StrategyImplementationBest For
Idempotency key headerUUID in Idempotency-Key headerPOST endpoints creating resources
Natural key constraintDatabase unique constraint on business keyUPSERT operations, user registration
State machine checkVerify current state before transitionWorkflow engines, payment processing
ETag / If-MatchConditional requests with versionOptimistic concurrency, updates
empotency-Key: *Not recommendedNever use; always use unique keys

Best Practices

  1. Require idempotency keys for state-changing operations — all POST/PUT/PATCH endpoints that create or modify resources should accept an Idempotency-Key header.
  2. Use UUID v4 for keys — clients should generate cryptographically random UUIDs. Avoid simple incrementing integers or timestamps that could collide across clients.
  3. Store responses, not just state — when a request completes, cache the full response so duplicate requests return identical data, not just a success acknowledgement.
  4. Set appropriate TTLs — 24 hours is standard for financial operations; shorter TTLs (1 hour) work for less critical flows. Document your TTL so clients know the retry window.
  5. Make DELETE naturally idempotentDELETE /resources/{id} should return 204 or 404 on repeat calls, both indicating the resource does not exist.

Common Mistakes

  1. Implementing idempotency keys but not checking them atomically, causing race conditions where two parallel requests both execute.
  2. Setting infinite TTL on idempotency records, eventually exhausting storage and degrading performance.
  3. Returning different responses for the same idempotency key (e.g., different order IDs), breaking the idempotency contract.
  4. Using idempotency keys on GET requests, which are already idempotent by HTTP specification and don’t need keys.
  5. Not removing the “processing” marker on failure, permanently blocking retries for that key.

Frequently Asked Questions

Which HTTP methods are naturally idempotent?

GET, HEAD, PUT, DELETE, and OPTIONS are naturally idempotent by HTTP specification. POST is not idempotent by default — repeated POSTs create multiple resources. PATCH idempotency depends on the patch semantics (JSON Merge Patch vs JSON Patch).

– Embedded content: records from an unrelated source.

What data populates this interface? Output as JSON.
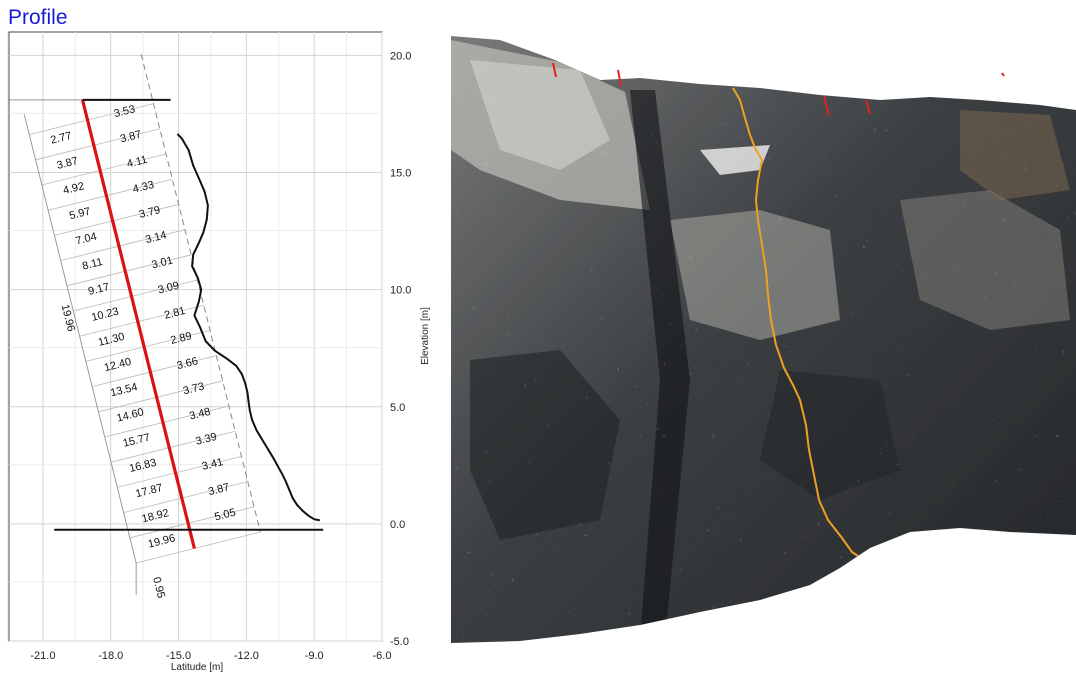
{
  "title": "Profile",
  "chart_data": {
    "type": "line",
    "xlabel": "Latitude [m]",
    "ylabel": "Elevation [m]",
    "xlim": [
      -22.5,
      -6.0
    ],
    "ylim": [
      -5.0,
      21.0
    ],
    "x_ticks": [
      "-21.0",
      "-18.0",
      "-15.0",
      "-12.0",
      "-9.0",
      "-6.0"
    ],
    "y_ticks": [
      "20.0",
      "15.0",
      "10.0",
      "5.0",
      "0.0",
      "-5.0"
    ],
    "grid": true,
    "series": [
      {
        "type": "line",
        "color": "#111111",
        "x": [
          -15.05,
          -14.85,
          -14.55,
          -14.35,
          -14.1,
          -13.85,
          -13.7,
          -13.75,
          -13.9,
          -14.1,
          -14.35,
          -14.4,
          -14.15,
          -14.0,
          -14.1,
          -14.3,
          -14.05,
          -13.8,
          -13.4,
          -12.85,
          -12.45,
          -12.2,
          -12.05,
          -11.95,
          -11.9,
          -11.85,
          -11.75,
          -11.55,
          -11.3,
          -11.05,
          -10.8,
          -10.6,
          -10.4,
          -10.25,
          -10.1,
          -9.95,
          -9.75,
          -9.5,
          -9.25,
          -9.0,
          -8.75
        ],
        "y": [
          16.65,
          16.45,
          15.95,
          15.3,
          14.75,
          14.2,
          13.6,
          13.0,
          12.45,
          12.0,
          11.5,
          11.0,
          10.5,
          10.0,
          9.5,
          8.9,
          8.4,
          7.8,
          7.4,
          7.05,
          6.75,
          6.4,
          6.0,
          5.6,
          5.2,
          4.85,
          4.45,
          4.0,
          3.6,
          3.2,
          2.8,
          2.45,
          2.1,
          1.8,
          1.45,
          1.1,
          0.8,
          0.55,
          0.35,
          0.2,
          0.15
        ]
      },
      {
        "type": "line",
        "color": "#dd1111",
        "x": [
          -19.25,
          -14.3
        ],
        "y": [
          18.1,
          -1.05
        ]
      },
      {
        "type": "line",
        "color": "#111111",
        "x": [
          -19.25,
          -15.35
        ],
        "y": [
          18.1,
          18.1
        ]
      },
      {
        "type": "line",
        "color": "#111111",
        "x": [
          -20.5,
          -8.6
        ],
        "y": [
          -0.25,
          -0.25
        ]
      }
    ],
    "segment_labels": {
      "along": [
        "2.77",
        "3.87",
        "4.92",
        "5.97",
        "7.04",
        "8.11",
        "9.17",
        "10.23",
        "11.30",
        "12.40",
        "13.54",
        "14.60",
        "15.77",
        "16.83",
        "17.87",
        "18.92",
        "19.96"
      ],
      "offset": [
        "3.53",
        "3.87",
        "4.11",
        "4.33",
        "3.79",
        "3.14",
        "3.01",
        "3.09",
        "2.81",
        "2.89",
        "3.66",
        "3.73",
        "3.48",
        "3.39",
        "3.41",
        "3.87",
        "5.05"
      ],
      "total_length": "19.96",
      "bottom_offset": "0.95"
    }
  },
  "photo": {
    "orange_line": "#f0a020",
    "red_ticks": "#dd2222"
  }
}
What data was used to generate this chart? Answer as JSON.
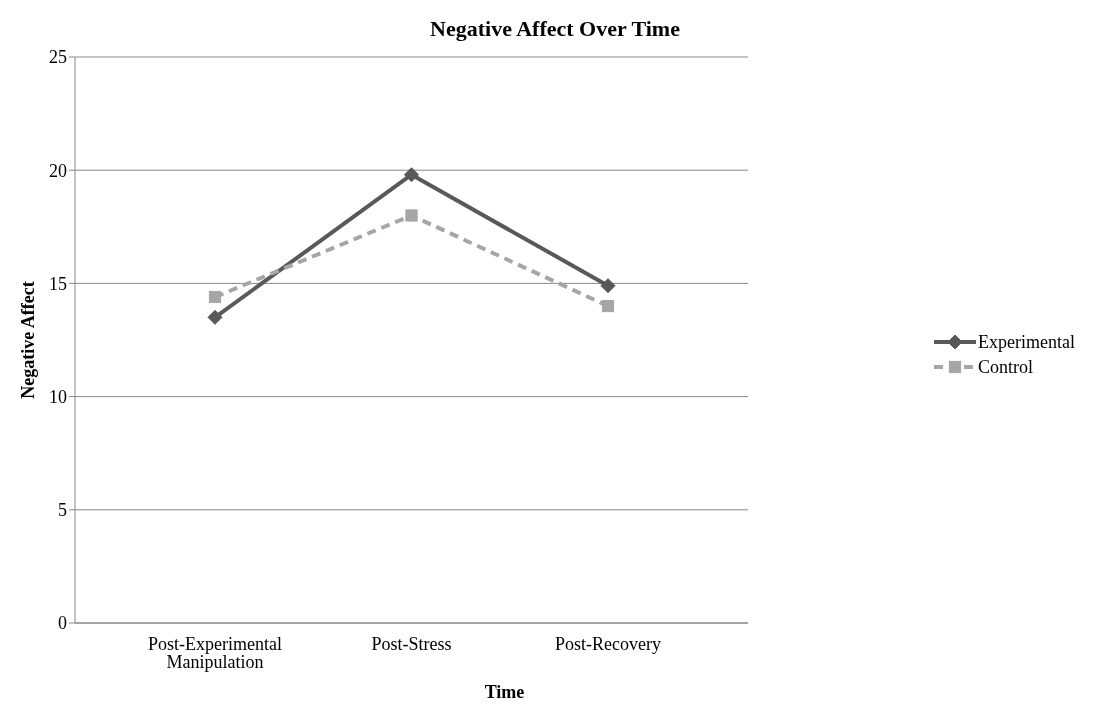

How should the client generate idempotency keys?

Generate a UUID v4 on the client side before the first request attempt. Reuse the same key for all retries of the same logical operation. Never reuse a key for a different operation (different amount, different customer, etc.). Store the key locally until you receive a definitive success or failure response.

Can I implement idempotency without a dedicated store?

Yes, using database constraints. For example, a payments table with a unique constraint on (idempotency_key, merchant_id) naturally prevents duplicates. The database transaction enforces atomicity without a separate cache. However, this only works when the key maps directly to a database record; for complex multi-step operations, a dedicated store is clearer.